Weltweit versorgen Schaltnetzteile in allen Industriezweigen parallel angeschlossene Lasten, die jeweils mit einem Leitungsschutzschalter selektiv abgesichert sind. Im Kurzschlussfall löst dieser aus und trennt den fehlerhaften Pfad von der Stromversorgung. Bei derzeitigen Lösungen erfolgt in der Regel ein thermischer Auslösevorgang, der mehrere Sekunden oder sogar Minuten dauern kann. In dieser Zeit bricht die Spannung ein ein Anlagenstillstand ist die Folge.

Um im magnetischen Bereich der Sicherungskennlinie auszulösen, also innerhalb weniger Millisekunden, benötigen Leitungsschutzschalter einen deutlich höheren Strom als ihren angegebenen Nennstrom.

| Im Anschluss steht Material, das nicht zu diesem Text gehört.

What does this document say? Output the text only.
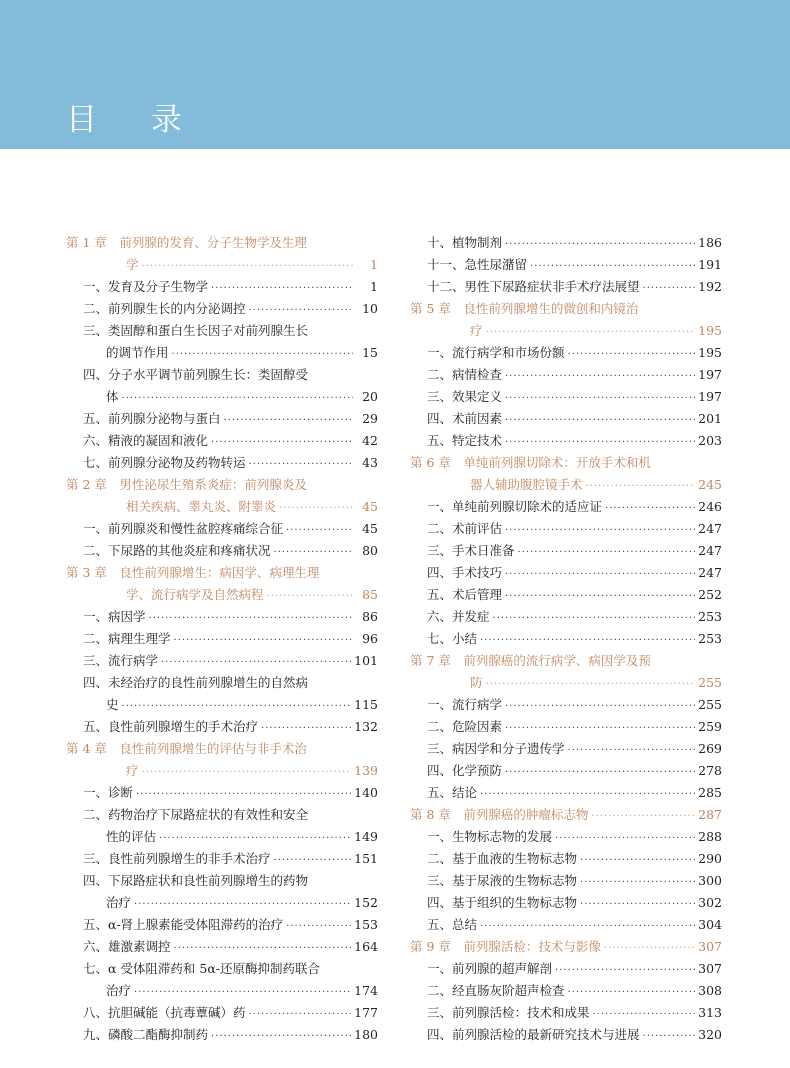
目 录
第 1 章　前列腺的发育、分子生物学及生理
学 ·····	1
一、发育及分子生物学 ·····	1
二、前列腺生长的内分泌调控 ·····	10
三、类固醇和蛋白生长因子对前列腺生长
的调节作用 ·····	15
四、分子水平调节前列腺生长：类固醇受
体 ·····	20
五、前列腺分泌物与蛋白 ·····	29
六、精液的凝固和液化 ·····	42
七、前列腺分泌物及药物转运 ·····	43
第 2 章　男性泌尿生殖系炎症：前列腺炎及
相关疾病、睾丸炎、附睾炎 ·····	45
一、前列腺炎和慢性盆腔疼痛综合征 ·····	45
二、下尿路的其他炎症和疼痛状况 ·····	80
第 3 章　良性前列腺增生：病因学、病理生理
学、流行病学及自然病程 ·····	85
一、病因学 ·····	86
二、病理生理学 ·····	96
三、流行病学 ·····	101
四、未经治疗的良性前列腺增生的自然病
史 ·····	115
五、良性前列腺增生的手术治疗 ·····	132
第 4 章　良性前列腺增生的评估与非手术治
疗 ·····	139
一、诊断 ·····	140
二、药物治疗下尿路症状的有效性和安全
性的评估 ·····	149
三、良性前列腺增生的非手术治疗 ·····	151
四、下尿路症状和良性前列腺增生的药物
治疗 ·····	152
五、α-肾上腺素能受体阻滞药的治疗 ·····	153
六、雄激素调控 ·····	164
七、α 受体阻滞药和 5α-还原酶抑制药联合
治疗 ·····	174
八、抗胆碱能（抗毒蕈碱）药 ·····	177
九、磷酸二酯酶抑制药 ·····	180
十、植物制剂 ·····	186
十一、急性尿潴留 ·····	191
十二、男性下尿路症状非手术疗法展望 ·····	192
第 5 章　良性前列腺增生的微创和内镜治
疗 ·····	195
一、流行病学和市场份额 ·····	195
二、病情检查 ·····	197
三、效果定义 ·····	197
四、术前因素 ·····	201
五、特定技术 ·····	203
第 6 章　单纯前列腺切除术：开放手术和机
器人辅助腹腔镜手术 ·····	245
一、单纯前列腺切除术的适应证 ·····	246
二、术前评估 ·····	247
三、手术日准备 ·····	247
四、手术技巧 ·····	247
五、术后管理 ·····	252
六、并发症 ·····	253
七、小结 ·····	253
第 7 章　前列腺癌的流行病学、病因学及预
防 ·····	255
一、流行病学 ·····	255
二、危险因素 ·····	259
三、病因学和分子遗传学 ·····	269
四、化学预防 ·····	278
五、结论 ·····	285
第 8 章　前列腺癌的肿瘤标志物 ·····	287
一、生物标志物的发展 ·····	288
二、基于血液的生物标志物 ·····	290
三、基于尿液的生物标志物 ·····	300
四、基于组织的生物标志物 ·····	302
五、总结 ·····	304
第 9 章　前列腺活检：技术与影像 ·····	307
一、前列腺的超声解剖 ·····	307
二、经直肠灰阶超声检查 ·····	308
三、前列腺活检：技术和成果 ·····	313
四、前列腺活检的最新研究技术与进展 ·····	320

Im Vergleich zu AC-Anwendungen sind die Werte bei DC sogar um den Faktor 1,5 höher. Beispielsweise löst ein Leitungsschutzschalter mit 6 A Nennstrom und B-Charakteristik bei Gleichstrom erst dann zuverlässig im magnetischen Bereich, also innerhalb weniger Millisekunden aus, wenn rund 60 A zur Verfügung stehen.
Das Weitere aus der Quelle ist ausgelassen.